MATH-GA 2011.002 / CSCI-GA 2945.002

Advanced Topics in Numerical Analysis:

Coarse-Grained Models of Materials

Warren Weaver Hall, room 312, Wednesdays, 1:25 - 3:15 pm
Courant Institute of Mathematical Sciences
New York University
  Fall Semester, 2013

Instructor

Aleksandar Donev, 909 Warren Weaver Hall
E-mail: donev@courant.nyu.edu
Phone: (212) 992-7315

Course description

Describing the full atomistic structure of materials at relevant time and length scales is typically not computationally feasible.  A well-known alternative is to use classical continuum models such as the Navier-Stokes equations or linear elasticity.  At time and length scales in-between the atomistic and macroscopic, however, lies a continuum of mesoscopic scales at which is is necessary to use coarse-grained models.  These mesoscopic models try to capture some of the microscopic details but at a fraction of the cost of a full molecular-dynamics simulation.  These include particle models such as the Direct Simulation Monte Carlo method for gas flows or Dissipative Particle Dynamics for fluid flows, stochastic continuum models such as the fluctuating Navier-Stokes equations for small-scale fluid flows, hybrid models such as the quasi-continuum method, geometric models such as hard-particle packings for granular materials or graph models for magnetic materials, and others. 

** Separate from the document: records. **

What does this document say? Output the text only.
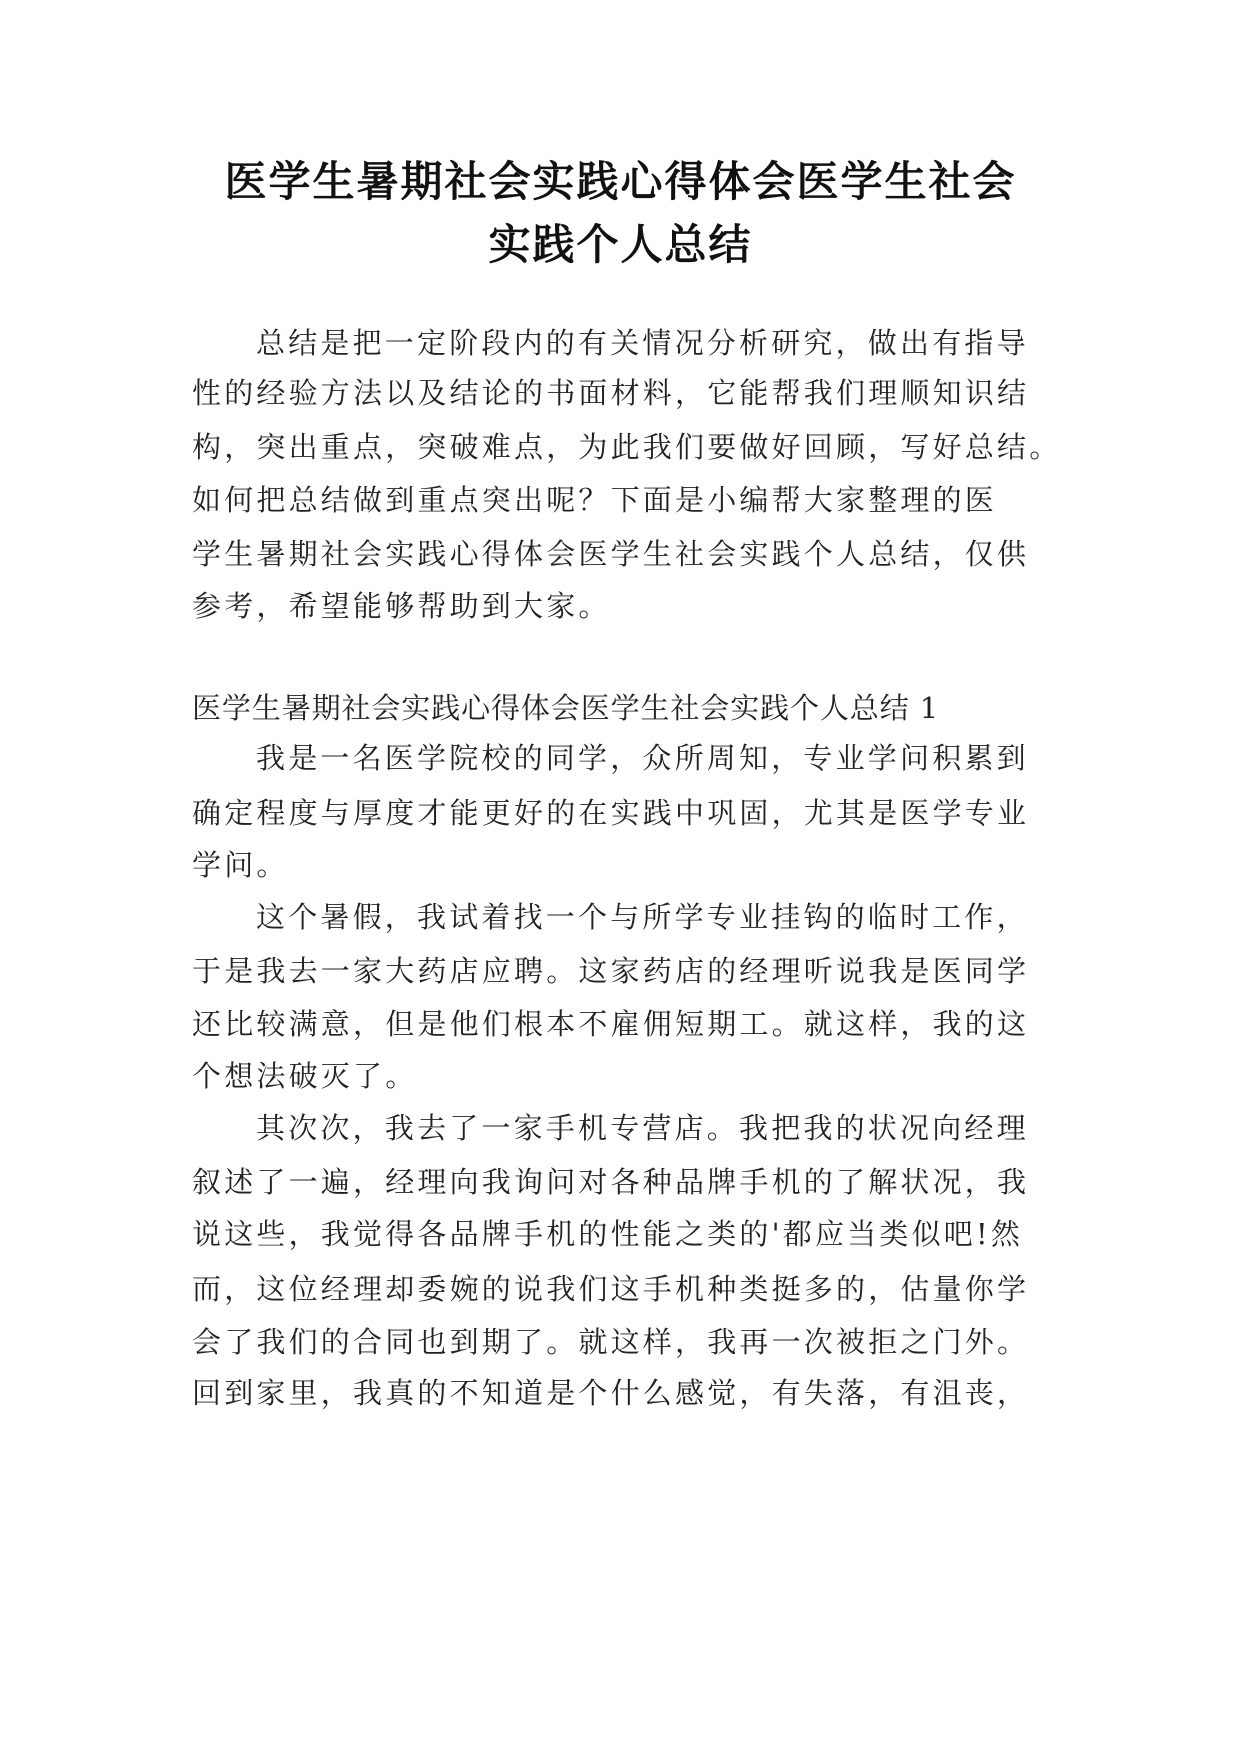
医学生暑期社会实践心得体会医学生社会
实践个人总结
总结是把一定阶段内的有关情况分析研究，做出有指导
性的经验方法以及结论的书面材料，它能帮我们理顺知识结
构，突出重点，突破难点，为此我们要做好回顾，写好总结。
如何把总结做到重点突出呢？下面是小编帮大家整理的医
学生暑期社会实践心得体会医学生社会实践个人总结，仅供
参考，希望能够帮助到大家。
医学生暑期社会实践心得体会医学生社会实践个人总结 1
我是一名医学院校的同学，众所周知，专业学问积累到
确定程度与厚度才能更好的在实践中巩固，尤其是医学专业
学问。
这个暑假，我试着找一个与所学专业挂钩的临时工作，
于是我去一家大药店应聘。这家药店的经理听说我是医同学
还比较满意，但是他们根本不雇佣短期工。就这样，我的这
个想法破灭了。
其次次，我去了一家手机专营店。我把我的状况向经理
叙述了一遍，经理向我询问对各种品牌手机的了解状况，我
说这些，我觉得各品牌手机的性能之类的'都应当类似吧!然
而，这位经理却委婉的说我们这手机种类挺多的，估量你学
会了我们的合同也到期了。就这样，我再一次被拒之门外。
回到家里，我真的不知道是个什么感觉，有失落，有沮丧，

In this course, we will discuss the fundamental ideas behind coarse-grained models, as well as computational algorithms for mesoscopic modeling of gases, liquids, solids, and granular materials.  Students will study a review or seminal paper and discuss what they have learned in class.

3 points per term

Topics covered include:

  • Coarse graining by eliminating degrees of freedom
  • Hamiltonian and statistical mechanics
  • Molecular dynamics, including symplectic integrators and hard-sphere dynamics
  • Markov Chain models and Kinetic Monte Carlo algorithms
  • Direct Simulation Monte Carlo and variants for gas dynamics
  • Reaction-diffusion Monte Carlo
  • Langevin and Fokker-Planck equations
  • Zwanzig-Mori formalism
  • Fluctuating hydrodynamics
  • Fluctuation-dissipation balance in continuum and discrete models
  • Hybrid particle-continuum methods
  • Quasi-continuum models for solid elasticity
  • Discrete particle models of granular materials and jamming
The schedule for the lectures is flexible and will be created as we go along, depending on students' background and interests.

Reading Materials

There is no textbook for this course: We will mostly use review articles and sometimes chapters from books. Under the Lectures tab I will post links to the corresponding PDFs, which will either be available on the open web, or accessible via the NYU/Courant library. Depending on your background you may need to supplement / substitute the recommended readings.

Prerequisites

This is a special topics seminar and therefore a lot of background will be assumed. I will try to provide a quick review of key background material. However, the students should have some familiarity with statistical mechanics, numerical analysis, molecular dynamics, PDEs. and stochastic analysis. Start by reading sections 1-3 of "Statistical Mechanics of Coarse-Graining" by Pep Espanol (official published version on SpringerLink), and see if you quickly get lost. We will continue with the remaining sections later in the course.

There will be no actual computing in this class, however, I will spend considerable amount of time discussing how to actually use the coase-grained mathematical models in computational science, including some discussion of algorithms and numerical analysis.

Assignments and grading

This is a seminar course and the focus will be on learning new things. There will not be graded assignments, however, there will be regular readings and each student will present one paper / topic  of choice in class.

As a first assignment, please submit the answers to this questionnaire via email as soon as possible:
  1. Your name, degree you are working on (if any) and class/year, and thesis advisor and topic if any.
  2. Are you taking this course for credit?
  3. List your previous academic degrees or relevant educational experience.
  4. Explain in words (e.g., relevant courses, research, lack of exposure) your background in the following areas: (a) statistical mechanics, (b) computational modeling of materials, (c) numerical analysis, (d) PDEs, and (e) stochastic analysis.
  5. Why did you choose this course, and which of the topics listed in the course description interest you most (in particular, do you know what subject you would like to present on in class)?
  6. Are there any additional subjects you want to suggest?